Because of this decision to stay, Unocal was sued in 1996 by activist groups under a centuries-old law originally directed at curbing the operations of pirates on the high seas. The case dragged on inconclusively for nearly a decade. Meanwhile, the directors had gradually come to the conclusion that Unocal was too small to reap full economies of scale, implying that it would be in the shareholders' best interest to sell the company to a larger firm. This decision meant disposing of the lawsuit that was hanging over its head, and the case was settled out of court in 2005. Chevron, the company that ultimately bought Unocal, has continued to support economic and social initiatives in Myanmar and has continued to come under pressure for disinvestment.

 

Most of my years on the Unocal board were characterized by slow,
steady progress in the effectiveness of board oversight; the final year, in contrast, was one of high drama.
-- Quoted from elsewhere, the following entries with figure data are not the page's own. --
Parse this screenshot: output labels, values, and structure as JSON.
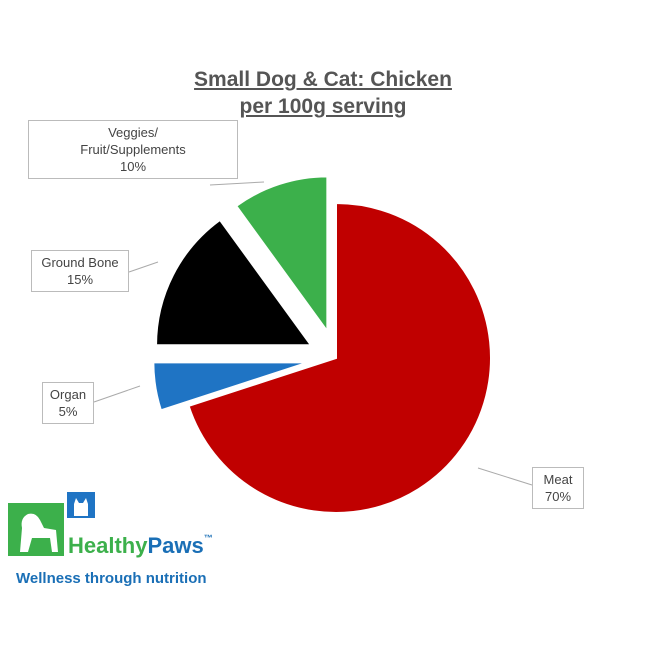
{
  "chart_data": {
    "type": "pie",
    "title": "Small Dog & Cat: Chicken\nper 100g serving",
    "categories": [
      "Meat",
      "Organ",
      "Ground Bone",
      "Veggies/\nFruit/Supplements"
    ],
    "values": [
      70,
      5,
      15,
      10
    ],
    "value_labels": [
      "70%",
      "5%",
      "15%",
      "10%"
    ],
    "colors": [
      "#c00000",
      "#1f74c4",
      "#000000",
      "#3cb04b"
    ]
  },
  "logo": {
    "brand_first": "Healthy",
    "brand_second": "Paws",
    "trademark": "™",
    "tagline": "Wellness through nutrition"
  }
}
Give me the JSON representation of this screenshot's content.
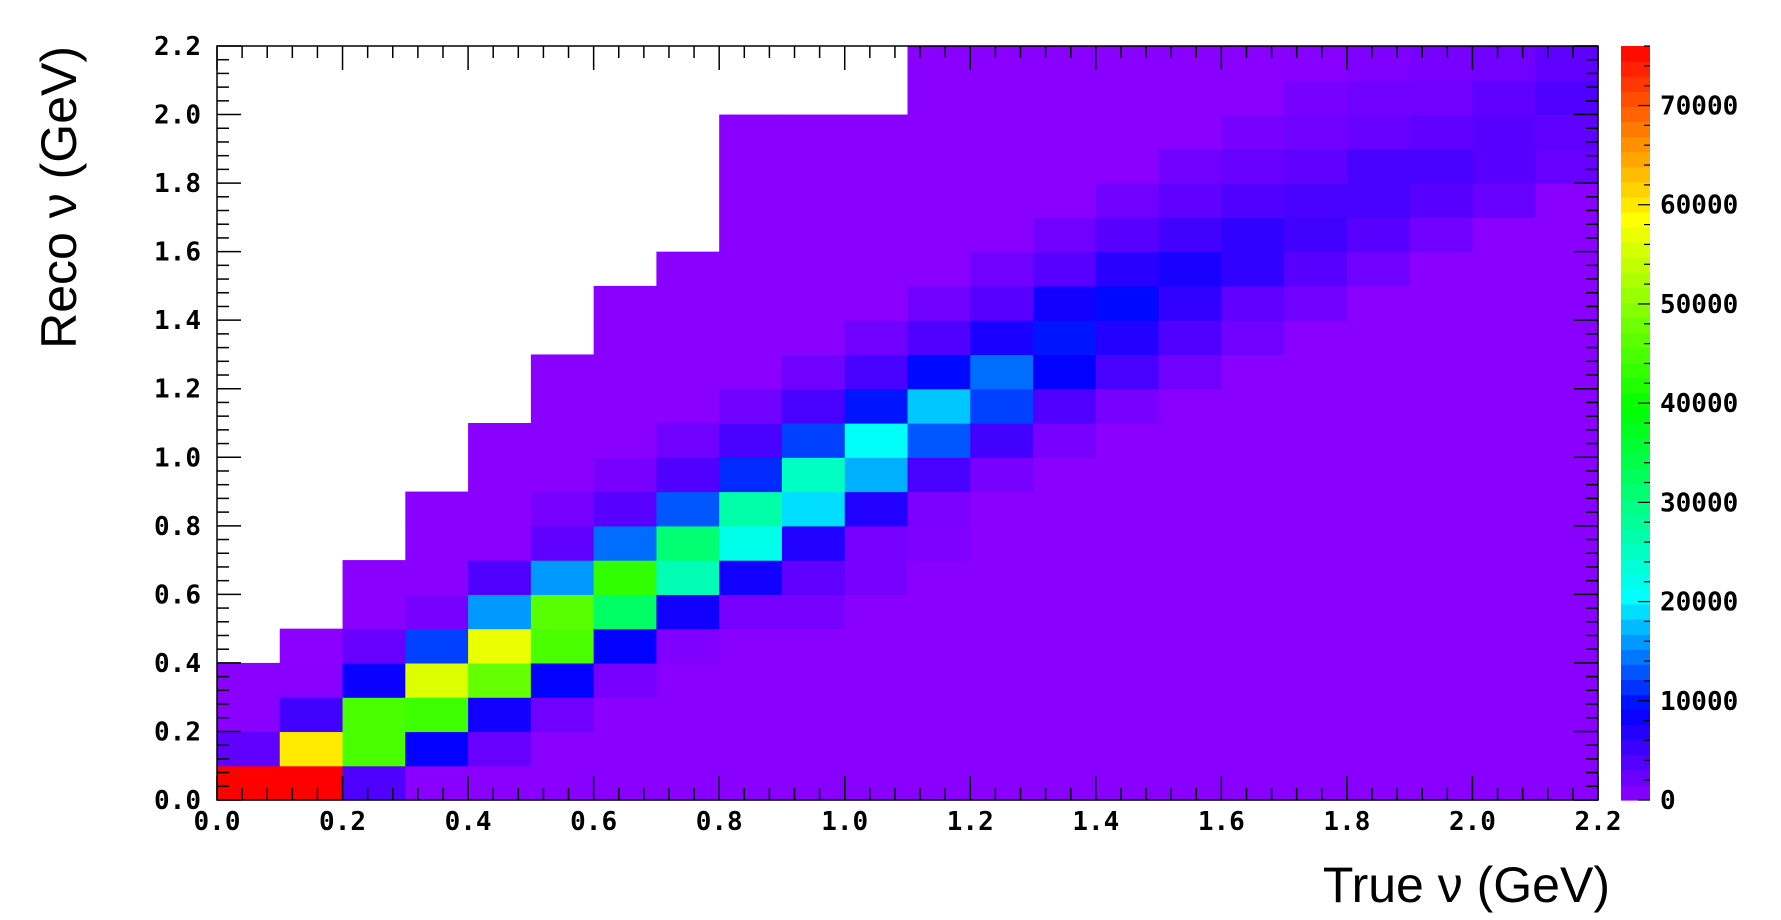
{
  "chart_data": {
    "type": "heatmap",
    "title": "",
    "xlabel": "True ν (GeV)",
    "ylabel": "Reco ν (GeV)",
    "xlim": [
      0,
      2.2
    ],
    "ylim": [
      0,
      2.2
    ],
    "bin_width": 0.1,
    "x_ticks": [
      "0.0",
      "0.2",
      "0.4",
      "0.6",
      "0.8",
      "1.0",
      "1.2",
      "1.4",
      "1.6",
      "1.8",
      "2.0",
      "2.2"
    ],
    "y_ticks": [
      "0.0",
      "0.2",
      "0.4",
      "0.6",
      "0.8",
      "1.0",
      "1.2",
      "1.4",
      "1.6",
      "1.8",
      "2.0",
      "2.2"
    ],
    "colorbar": {
      "min": 0,
      "max": 76000,
      "ticks": [
        "0",
        "10000",
        "20000",
        "30000",
        "40000",
        "50000",
        "60000",
        "70000"
      ]
    },
    "grid": false,
    "cells": [
      {
        "x": 0.0,
        "y": 0.0,
        "v": 76000
      },
      {
        "x": 0.1,
        "y": 0.0,
        "v": 76000
      },
      {
        "x": 0.2,
        "y": 0.0,
        "v": 4000
      },
      {
        "x": 0.0,
        "y": 0.1,
        "v": 3000
      },
      {
        "x": 0.1,
        "y": 0.1,
        "v": 60000
      },
      {
        "x": 0.2,
        "y": 0.1,
        "v": 45000
      },
      {
        "x": 0.3,
        "y": 0.1,
        "v": 9000
      },
      {
        "x": 0.4,
        "y": 0.1,
        "v": 2500
      },
      {
        "x": 0.0,
        "y": 0.2,
        "v": 300
      },
      {
        "x": 0.1,
        "y": 0.2,
        "v": 5000
      },
      {
        "x": 0.2,
        "y": 0.2,
        "v": 45000
      },
      {
        "x": 0.3,
        "y": 0.2,
        "v": 44000
      },
      {
        "x": 0.4,
        "y": 0.2,
        "v": 8000
      },
      {
        "x": 0.5,
        "y": 0.2,
        "v": 2000
      },
      {
        "x": 0.2,
        "y": 0.3,
        "v": 8500
      },
      {
        "x": 0.3,
        "y": 0.3,
        "v": 56000
      },
      {
        "x": 0.4,
        "y": 0.3,
        "v": 47000
      },
      {
        "x": 0.5,
        "y": 0.3,
        "v": 9000
      },
      {
        "x": 0.6,
        "y": 0.3,
        "v": 1500
      },
      {
        "x": 0.1,
        "y": 0.4,
        "v": 200
      },
      {
        "x": 0.2,
        "y": 0.4,
        "v": 2500
      },
      {
        "x": 0.3,
        "y": 0.4,
        "v": 12000
      },
      {
        "x": 0.4,
        "y": 0.4,
        "v": 57000
      },
      {
        "x": 0.5,
        "y": 0.4,
        "v": 45000
      },
      {
        "x": 0.6,
        "y": 0.4,
        "v": 9000
      },
      {
        "x": 0.7,
        "y": 0.4,
        "v": 1000
      },
      {
        "x": 0.3,
        "y": 0.5,
        "v": 1500
      },
      {
        "x": 0.4,
        "y": 0.5,
        "v": 16000
      },
      {
        "x": 0.5,
        "y": 0.5,
        "v": 46000
      },
      {
        "x": 0.6,
        "y": 0.5,
        "v": 32000
      },
      {
        "x": 0.7,
        "y": 0.5,
        "v": 8000
      },
      {
        "x": 0.8,
        "y": 0.5,
        "v": 1500
      },
      {
        "x": 0.9,
        "y": 0.5,
        "v": 1500
      },
      {
        "x": 0.4,
        "y": 0.6,
        "v": 4000
      },
      {
        "x": 0.5,
        "y": 0.6,
        "v": 16000
      },
      {
        "x": 0.6,
        "y": 0.6,
        "v": 43000
      },
      {
        "x": 0.7,
        "y": 0.6,
        "v": 26000
      },
      {
        "x": 0.8,
        "y": 0.6,
        "v": 8000
      },
      {
        "x": 0.9,
        "y": 0.6,
        "v": 3000
      },
      {
        "x": 1.0,
        "y": 0.6,
        "v": 1500
      },
      {
        "x": 0.5,
        "y": 0.7,
        "v": 3000
      },
      {
        "x": 0.6,
        "y": 0.7,
        "v": 14000
      },
      {
        "x": 0.7,
        "y": 0.7,
        "v": 31000
      },
      {
        "x": 0.8,
        "y": 0.7,
        "v": 22000
      },
      {
        "x": 0.9,
        "y": 0.7,
        "v": 7000
      },
      {
        "x": 1.0,
        "y": 0.7,
        "v": 1500
      },
      {
        "x": 1.1,
        "y": 0.7,
        "v": 1000
      },
      {
        "x": 0.5,
        "y": 0.8,
        "v": 1500
      },
      {
        "x": 0.6,
        "y": 0.8,
        "v": 3500
      },
      {
        "x": 0.7,
        "y": 0.8,
        "v": 13000
      },
      {
        "x": 0.8,
        "y": 0.8,
        "v": 27000
      },
      {
        "x": 0.9,
        "y": 0.8,
        "v": 19000
      },
      {
        "x": 1.0,
        "y": 0.8,
        "v": 7000
      },
      {
        "x": 1.1,
        "y": 0.8,
        "v": 1200
      },
      {
        "x": 0.6,
        "y": 0.9,
        "v": 1500
      },
      {
        "x": 0.7,
        "y": 0.9,
        "v": 4000
      },
      {
        "x": 0.8,
        "y": 0.9,
        "v": 11000
      },
      {
        "x": 0.9,
        "y": 0.9,
        "v": 25000
      },
      {
        "x": 1.0,
        "y": 0.9,
        "v": 17000
      },
      {
        "x": 1.1,
        "y": 0.9,
        "v": 4500
      },
      {
        "x": 1.2,
        "y": 0.9,
        "v": 1500
      },
      {
        "x": 0.7,
        "y": 1.0,
        "v": 2000
      },
      {
        "x": 0.8,
        "y": 1.0,
        "v": 4500
      },
      {
        "x": 0.9,
        "y": 1.0,
        "v": 12000
      },
      {
        "x": 1.0,
        "y": 1.0,
        "v": 21000
      },
      {
        "x": 1.1,
        "y": 1.0,
        "v": 13000
      },
      {
        "x": 1.2,
        "y": 1.0,
        "v": 5000
      },
      {
        "x": 1.3,
        "y": 1.0,
        "v": 1500
      },
      {
        "x": 0.8,
        "y": 1.1,
        "v": 2000
      },
      {
        "x": 0.9,
        "y": 1.1,
        "v": 4500
      },
      {
        "x": 1.0,
        "y": 1.1,
        "v": 10000
      },
      {
        "x": 1.1,
        "y": 1.1,
        "v": 18000
      },
      {
        "x": 1.2,
        "y": 1.1,
        "v": 12000
      },
      {
        "x": 1.3,
        "y": 1.1,
        "v": 4000
      },
      {
        "x": 1.4,
        "y": 1.1,
        "v": 1500
      },
      {
        "x": 0.9,
        "y": 1.2,
        "v": 2000
      },
      {
        "x": 1.0,
        "y": 1.2,
        "v": 4500
      },
      {
        "x": 1.1,
        "y": 1.2,
        "v": 9500
      },
      {
        "x": 1.2,
        "y": 1.2,
        "v": 14000
      },
      {
        "x": 1.3,
        "y": 1.2,
        "v": 9000
      },
      {
        "x": 1.4,
        "y": 1.2,
        "v": 4500
      },
      {
        "x": 1.5,
        "y": 1.2,
        "v": 2000
      },
      {
        "x": 1.0,
        "y": 1.3,
        "v": 2000
      },
      {
        "x": 1.1,
        "y": 1.3,
        "v": 4000
      },
      {
        "x": 1.2,
        "y": 1.3,
        "v": 7500
      },
      {
        "x": 1.3,
        "y": 1.3,
        "v": 10000
      },
      {
        "x": 1.4,
        "y": 1.3,
        "v": 7000
      },
      {
        "x": 1.5,
        "y": 1.3,
        "v": 4000
      },
      {
        "x": 1.6,
        "y": 1.3,
        "v": 2000
      },
      {
        "x": 1.1,
        "y": 1.4,
        "v": 2000
      },
      {
        "x": 1.2,
        "y": 1.4,
        "v": 3500
      },
      {
        "x": 1.3,
        "y": 1.4,
        "v": 8000
      },
      {
        "x": 1.4,
        "y": 1.4,
        "v": 9500
      },
      {
        "x": 1.5,
        "y": 1.4,
        "v": 6000
      },
      {
        "x": 1.6,
        "y": 1.4,
        "v": 3000
      },
      {
        "x": 1.7,
        "y": 1.4,
        "v": 2000
      },
      {
        "x": 1.2,
        "y": 1.5,
        "v": 2000
      },
      {
        "x": 1.3,
        "y": 1.5,
        "v": 3500
      },
      {
        "x": 1.4,
        "y": 1.5,
        "v": 6500
      },
      {
        "x": 1.5,
        "y": 1.5,
        "v": 7500
      },
      {
        "x": 1.6,
        "y": 1.5,
        "v": 6000
      },
      {
        "x": 1.7,
        "y": 1.5,
        "v": 3500
      },
      {
        "x": 1.8,
        "y": 1.5,
        "v": 2000
      },
      {
        "x": 1.3,
        "y": 1.6,
        "v": 2000
      },
      {
        "x": 1.4,
        "y": 1.6,
        "v": 3500
      },
      {
        "x": 1.5,
        "y": 1.6,
        "v": 5000
      },
      {
        "x": 1.6,
        "y": 1.6,
        "v": 6000
      },
      {
        "x": 1.7,
        "y": 1.6,
        "v": 5000
      },
      {
        "x": 1.8,
        "y": 1.6,
        "v": 3500
      },
      {
        "x": 1.9,
        "y": 1.6,
        "v": 2000
      },
      {
        "x": 1.4,
        "y": 1.7,
        "v": 2000
      },
      {
        "x": 1.5,
        "y": 1.7,
        "v": 3000
      },
      {
        "x": 1.6,
        "y": 1.7,
        "v": 4000
      },
      {
        "x": 1.7,
        "y": 1.7,
        "v": 4500
      },
      {
        "x": 1.8,
        "y": 1.7,
        "v": 4500
      },
      {
        "x": 1.9,
        "y": 1.7,
        "v": 3500
      },
      {
        "x": 2.0,
        "y": 1.7,
        "v": 2500
      },
      {
        "x": 1.5,
        "y": 1.8,
        "v": 2000
      },
      {
        "x": 1.6,
        "y": 1.8,
        "v": 2500
      },
      {
        "x": 1.7,
        "y": 1.8,
        "v": 3000
      },
      {
        "x": 1.8,
        "y": 1.8,
        "v": 4500
      },
      {
        "x": 1.9,
        "y": 1.8,
        "v": 4500
      },
      {
        "x": 2.0,
        "y": 1.8,
        "v": 3500
      },
      {
        "x": 2.1,
        "y": 1.8,
        "v": 2500
      },
      {
        "x": 1.6,
        "y": 1.9,
        "v": 1500
      },
      {
        "x": 1.7,
        "y": 1.9,
        "v": 2000
      },
      {
        "x": 1.8,
        "y": 1.9,
        "v": 2500
      },
      {
        "x": 1.9,
        "y": 1.9,
        "v": 3000
      },
      {
        "x": 2.0,
        "y": 1.9,
        "v": 3500
      },
      {
        "x": 2.1,
        "y": 1.9,
        "v": 3000
      },
      {
        "x": 1.7,
        "y": 2.0,
        "v": 1500
      },
      {
        "x": 1.8,
        "y": 2.0,
        "v": 2000
      },
      {
        "x": 1.9,
        "y": 2.0,
        "v": 2000
      },
      {
        "x": 2.0,
        "y": 2.0,
        "v": 3000
      },
      {
        "x": 2.1,
        "y": 2.0,
        "v": 4000
      },
      {
        "x": 1.7,
        "y": 2.1,
        "v": 500
      },
      {
        "x": 1.8,
        "y": 2.1,
        "v": 1000
      },
      {
        "x": 1.9,
        "y": 2.1,
        "v": 1500
      },
      {
        "x": 2.0,
        "y": 2.1,
        "v": 2000
      },
      {
        "x": 2.1,
        "y": 2.1,
        "v": 3000
      }
    ],
    "upper_edge": [
      0.4,
      0.5,
      0.7,
      0.9,
      1.1,
      1.3,
      1.5,
      1.6,
      2.0,
      2.0,
      2.0,
      2.2,
      2.2,
      2.2,
      2.2,
      2.2,
      2.2,
      2.2,
      2.2,
      2.2,
      2.2,
      2.2
    ]
  }
}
After the company had been in play, or up for sale, for several months, it entered into negotiations with the only bidder that had met the announced deadline, Chevron, America's second-largest oil company. Terms had been agreed to and the transaction appeared well on its way to a shareholder vote when the Chinese National Overseas Oil Corporation (CNOOC), a firm 70 percent owned by the Chinese government, tendered an all-cash bid with a significantly higher value than Chevron's combined stock and cash offer.

 

With two contenders now in the game, the Unocal board, whose fiduciary duty was to get the highest possible price for Unocal's shareholders, successfully elicited a higher offer from Chevron. But in the meantime, all hell was breaking loose in Washington. Several legislators, egged on by Chevron's lobbyists, were raising objections to a sale to a state-owned Chinese firm on grounds of national security. They were threatening, at the very least, to complicate and stretch out the required approval process, to the point that CNOOC withdrew its bid. Chevron's was accepted, and Unocal was merged into Chevron.